Mix together the flour, cinnamon, and cloves. Beat into the butter mixture, continue beating until the dough holds together.
Remove the bowl from the mixer and, using a spatula, give the dough a final mix. Scrape the dough on to a piece of plastic wrap then shape it into a round 1cm (1/2 inch) thick. Wrap and refrigerate for 1-2 hours, or up to 3 days.
When you are ready to bake the biscuits, set the racks in the upper and lower thirds of the oven and preheat to 180°C (350°F). Line two biscuit trays with baking paper.
Remove the dough from the refrigerator and divide into 3 equal parts. Place 1 piece on a lightly floured work surface; return the remaining pieces to the refrigerator. Lightly flour the dough and press it gently with a rolling pin to soften before rolling.
Roll the dough about 6mm (1/4 inch) thick. Using a 5cm (2 inch) round biscuit cutter, cut the dough into disks. Arrange the disks 5cm (2 inches) apart on the prepared trays. Repeat with the remaining pieces of dough, gently kneading in the scraps as you go.
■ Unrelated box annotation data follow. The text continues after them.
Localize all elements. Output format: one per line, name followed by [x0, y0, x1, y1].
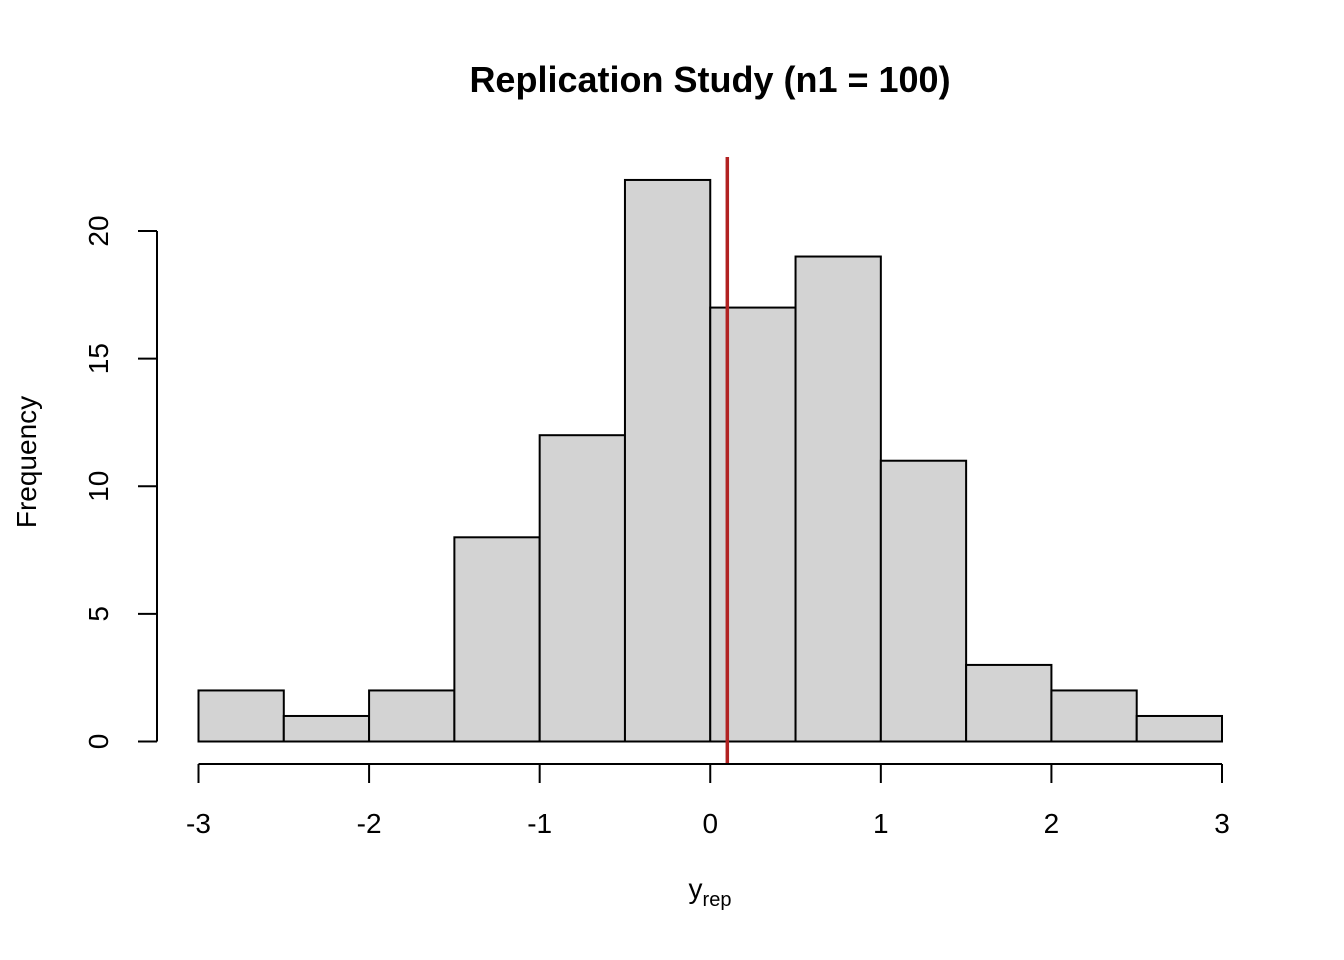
- histogram-bar-5: [623, 178, 712, 743]
- y-tick-label-4: 20: [83, 215, 114, 246]
- x-tick-label-4: 1: [873, 808, 889, 839]
- histogram-bar-11: [1135, 714, 1224, 743]
- histogram-bar-9: [965, 663, 1053, 743]
- histogram-bar-3: [453, 536, 541, 743]
- x-axis: -3 -2 -1 0 1 2 3: [186, 763, 1230, 839]
- y-axis: 0 5 10 15 20: [83, 215, 158, 750]
- y-tick-label-0: 0: [83, 734, 114, 750]
- x-tick-label-1: -2: [357, 808, 382, 839]
- x-axis-label-base: y: [689, 873, 703, 904]
- chart-title: Replication Study (n1 = 100): [469, 59, 950, 100]
- y-tick-label-3: 15: [83, 343, 114, 374]
- x-tick-label-6: 3: [1214, 808, 1230, 839]
- bars-group: [197, 178, 1224, 743]
- histogram-bar-10: [1050, 689, 1138, 743]
- x-tick-label-0: -3: [186, 808, 211, 839]
- x-tick-label-2: -1: [527, 808, 552, 839]
- y-axis-label: Frequency: [11, 396, 42, 528]
- histogram-bar-4: [538, 434, 626, 743]
- x-axis-label-subscript: rep: [703, 889, 732, 911]
- histogram-bar-8: [879, 459, 968, 743]
- y-tick-label-1: 5: [83, 606, 114, 622]
- x-axis-label: yrep: [689, 873, 732, 911]
- x-tick-label-3: 0: [702, 808, 718, 839]
- histogram-bar-7: [794, 255, 882, 743]
- x-tick-label-5: 2: [1044, 808, 1060, 839]
- histogram-bar-6: [709, 306, 797, 743]
- histogram-bar-0: [197, 689, 285, 743]
- histogram-bar-1: [282, 714, 371, 743]
- y-tick-label-2: 10: [83, 471, 114, 502]
- histogram-bar-2: [368, 689, 456, 743]
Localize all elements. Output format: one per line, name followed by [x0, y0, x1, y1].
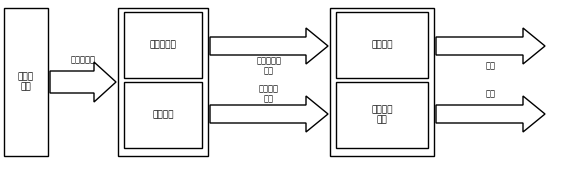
Text: 有效值转换: 有效值转换 [150, 40, 176, 50]
Text: 高频电信号: 高频电信号 [70, 56, 95, 64]
Polygon shape [436, 96, 545, 132]
Text: 滤波放大: 滤波放大 [371, 40, 393, 50]
Text: 滤波放大: 滤波放大 [153, 110, 174, 120]
Polygon shape [210, 96, 328, 132]
Bar [124, 82, 202, 148]
Text: 直流有效值
信号: 直流有效值 信号 [256, 56, 281, 76]
Bar [336, 12, 428, 78]
Text: 超声换
能器: 超声换 能器 [18, 72, 34, 92]
Bar [4, 8, 48, 156]
Polygon shape [50, 62, 116, 102]
Text: 纯净正弦
信号: 纯净正弦 信号 [259, 84, 279, 104]
Bar [118, 8, 208, 156]
Bar [330, 8, 434, 156]
Text: 相位: 相位 [485, 89, 496, 99]
Polygon shape [436, 28, 545, 64]
Text: 幅值: 幅值 [485, 62, 496, 71]
Polygon shape [210, 28, 328, 64]
Bar [124, 12, 202, 78]
Text: 施密特触
发器: 施密特触 发器 [371, 105, 393, 125]
Bar [336, 82, 428, 148]
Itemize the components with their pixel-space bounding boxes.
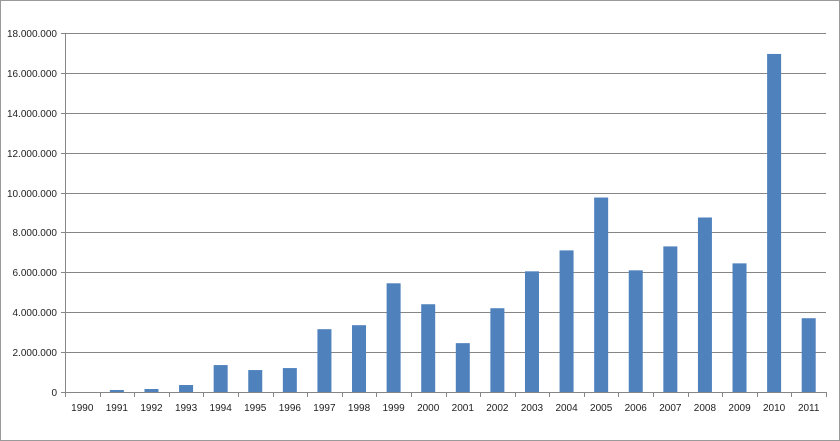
bar-1999 [386,283,401,392]
x-tick-label: 2002 [486,403,509,414]
bar-2004 [559,250,574,392]
y-tick-label: 14.000.000 [7,109,57,120]
x-tick-label: 1990 [71,403,94,414]
x-tick-label: 1992 [140,403,163,414]
y-tick-label: 2.000.000 [13,348,58,359]
bar-2006 [628,270,643,392]
x-tick-label: 1998 [348,403,371,414]
x-tick-label: 2004 [555,403,578,414]
x-tick-label: 1993 [175,403,198,414]
x-tick-label: 1999 [382,403,405,414]
x-tick-label: 2007 [659,403,682,414]
bar-2003 [524,271,539,392]
bar-2008 [697,217,712,392]
bar-1993 [179,385,194,392]
bar-2005 [594,197,609,392]
y-tick-label: 0 [51,388,57,399]
bars [109,53,816,392]
x-tick-label: 1991 [106,403,129,414]
bar-2000 [421,304,436,392]
x-tick-label: 2010 [763,403,786,414]
bar-2010 [767,53,782,392]
y-tick-label: 6.000.000 [13,268,58,279]
x-tick-label: 2011 [798,403,820,414]
x-tick-label: 1995 [244,403,267,414]
x-axis-tick-labels: 1990 1991 1992 1993 1994 1995 1996 1997 1998 1999… [71,403,820,414]
x-tick-label: 2008 [694,403,717,414]
bar-1997 [317,329,332,392]
y-tick-label: 16.000.000 [7,69,57,80]
x-tick-label: 2003 [521,403,544,414]
x-tick-label: 1997 [313,403,336,414]
y-tick-label: 12.000.000 [7,149,57,160]
bar-1995 [248,370,263,392]
bar-2011 [801,318,816,392]
y-tick-label: 18.000.000 [7,29,57,40]
bar-2002 [490,308,505,392]
y-tick-label: 8.000.000 [13,228,58,239]
bar-2009 [732,263,747,392]
bar-1991 [109,390,124,392]
bar-1996 [282,368,297,392]
x-tick-label: 2005 [590,403,613,414]
y-tick-label: 10.000.000 [7,189,57,200]
x-tick-label: 2009 [728,403,751,414]
y-tick-label: 4.000.000 [13,308,58,319]
x-tick-label: 1996 [279,403,302,414]
x-tick-label: 2000 [417,403,440,414]
bar-2007 [663,246,678,392]
x-tick-label: 2001 [452,403,475,414]
bar-1992 [144,389,159,392]
bar-1994 [213,365,228,392]
bar-2001 [455,343,470,392]
bar-1998 [352,325,367,392]
x-axis [65,33,827,397]
x-tick-label: 2006 [625,403,648,414]
x-tick-label: 1994 [210,403,233,414]
y-axis-tick-labels: 0 2.000.000 4.000.000 6.000.000 8.000.000 10.… [7,29,58,399]
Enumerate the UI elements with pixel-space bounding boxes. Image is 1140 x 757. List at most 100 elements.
Using a 1.5cm (1/2 inch) round cutter, make a hole in the centre of half the biscuit bases. Bake the biscuits until they are firm and golden, about 15-20 minutes. About halfway through place the pan from the lower third of the oven on to the upper one and vice versa, turning the pans back to front at the same time. Once cooked, remove the biscuits from the oven and transfer to a wire rack to cool.
When cool, dust the windowed cookies with icing sugar. Turn the bases over so the flat side is facing upwards, spread with blueberry jam when sandwich the bases and tops together.